How can I select the most recent unique record based on another column for each ID in SQL?-CodePudding

So I'm having the following issue, using Snowflake SQL.

I have a table with many columns, including User_ID, Event, USD_Amount, Date.

There are many duplicate columns, and I am thus trying to write a query which will return all the columns in this table, but only only one (most recent) row for each Event of each User_ID.

For example:

User_ID	Event	Date	USD_Amount	....
432980	Closed Account	2021-01-30 15:30:10	...	....
434092	Logged In	2021-01-30 14:20:15	...	....
432980	Created Account	2021-01-20 11:45:25	...	....
432980	Created Account	2021-01-20 11:45:25	...	....
434092	Created Account	2021-01-19 10:30:05	...	....
434092	Created Account	2021-01-19 10:30:05	...	....

I'd want to return:

User_ID	Event	Date	USD_Amount	....
432980	Closed Account	2021-01-30 15:30:10	...	....
434092	Logged In	2021-01-30 14:20:15	...	....
432980	Created Account	2021-01-20 11:45:25	...	....
434092	Created Account	2021-01-19 10:30:05	...	....
491831	Logged Out	2021-01-19 10:10:00	...	....
491831	Created Account	2021-01-18 20:18:40	...	....

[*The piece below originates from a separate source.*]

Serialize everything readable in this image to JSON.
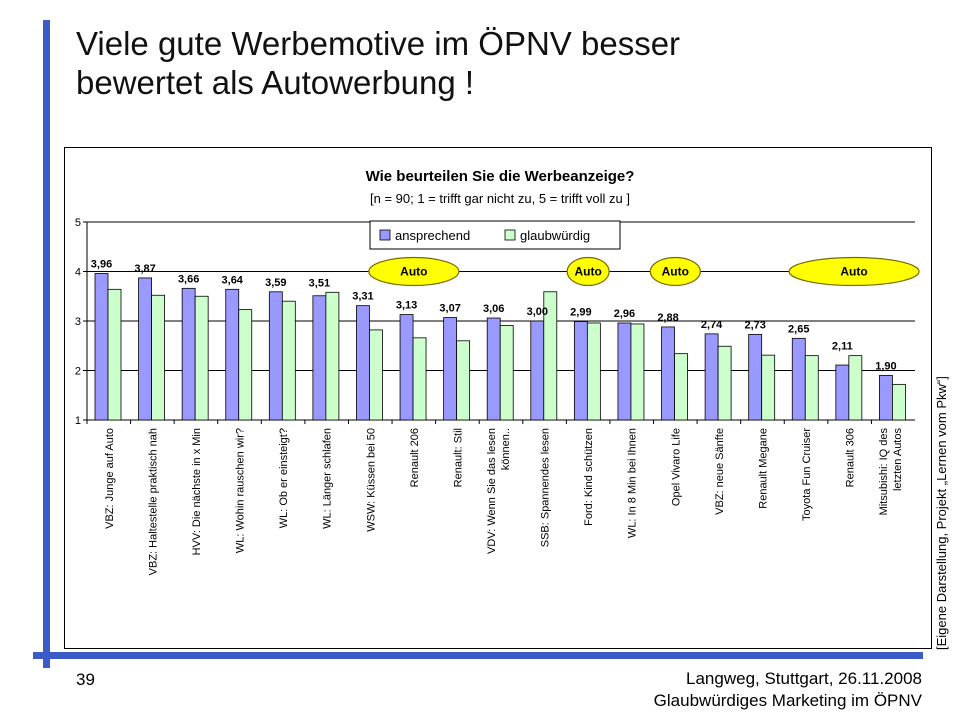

I haven't found a similar question on StackOverflow and have only figured out solutions for this, such as using a partition or a sub-select when selecting the most recent row for each User_ID, not taking into account Event or another column. I am not sure how to do this taking into account more than just the User_ID and Date.

Thanks in advance!

CodePudding user response：

You may want to keep these three fields apart, and use an aggregation function like MAX to retrieve the highest value of Date, by grouping on User_ID and Event.

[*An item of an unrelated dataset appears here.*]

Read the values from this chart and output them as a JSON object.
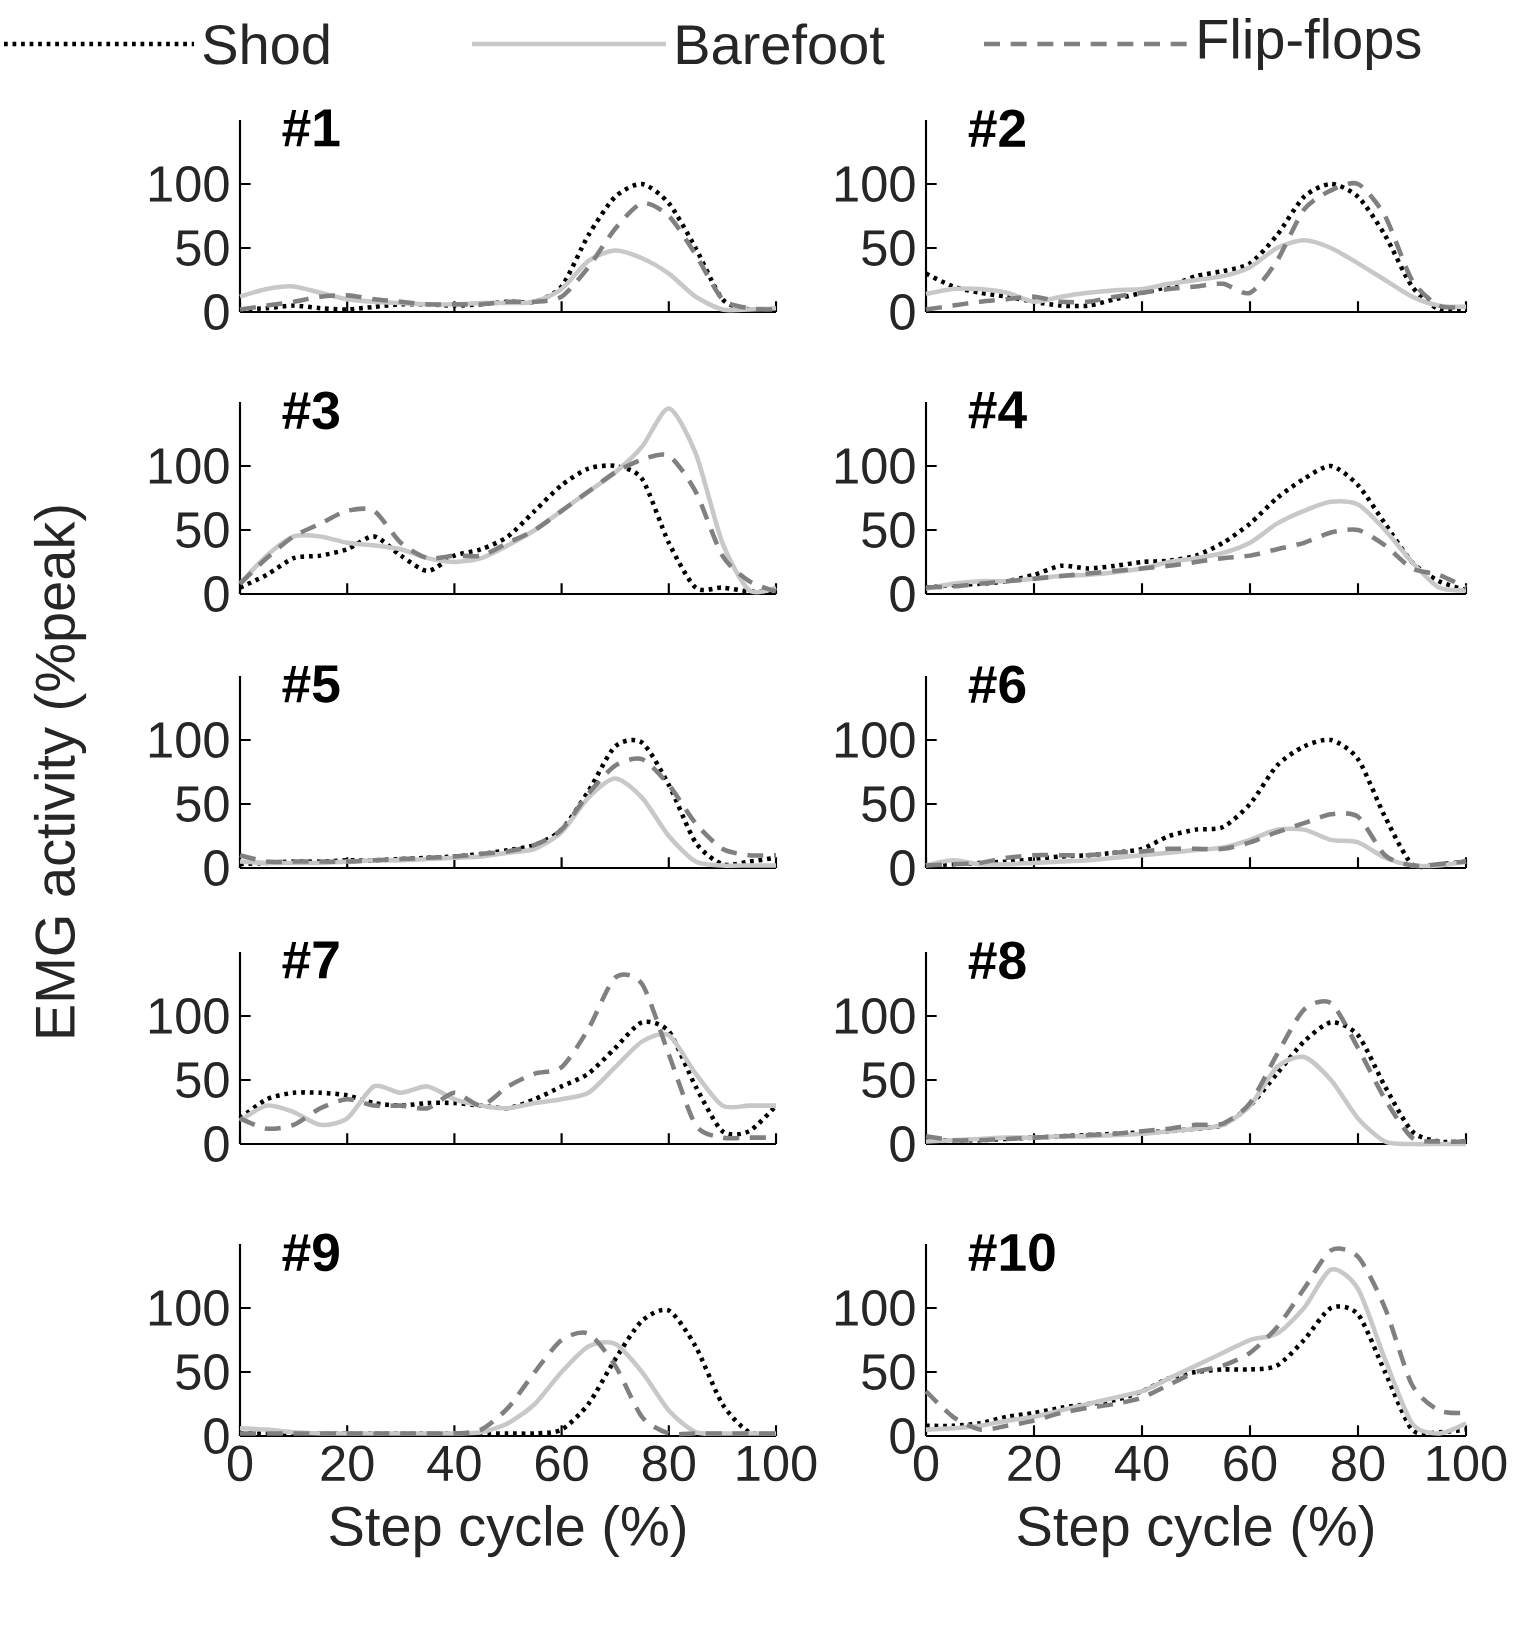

Once you have selected these unique three values, you could join back this selection with your original table and get the rest of the fields.

I would lay down something like this:

SELECT 
    max_dates.*,
    tab.<col1>,
    tab.<col2>,
    ...
FROM 
    (
    SELECT 
        User_ID,
        Event,
        MAX(Date) AS Date
    FROM 
        tab
    GROUP BY
        User_ID,
        Event
    ) max_dates
INNER JOIN 
    tab
ON 
    max_dates.User_ID = tab.User_ID 
AND
    max_dates.Event = tab.Event
AND
    max_dates.Date = tab.Date

Another option that can avoid issues when there are two rows with the same date can be using the ROW_NUMBER window function to uniquely identify each Date value, yet exploiting the partitioning on User_ID and Event:

WITH ranked_dates AS (
    SELECT
        tab.*,
        (ROW_NUMBER() OVER(PARTITION BY (User_ID, Event) ORDER BY Date DESC)) rank
    FROM    
        tab
)
SELECT 
    *
FROM 
    ranked_dates
WHERE 
    rank = 1

CodePudding user response：

QUALIFY allows you to run a filter after all the other stages of the WHERE/GROUPBY have completed. So pairing that with ROW_NUMBER() partitioned over the partitions, and order in descending, so the newest date is the first, we can the "select to keep" only that row:

SELECT *
FROM table_name
QUALIFY row_number() over (partition by User_ID, Event order by date desc) = 1;

Which is the same as Lemon's second example thus WHERE rank = 1, but more compact.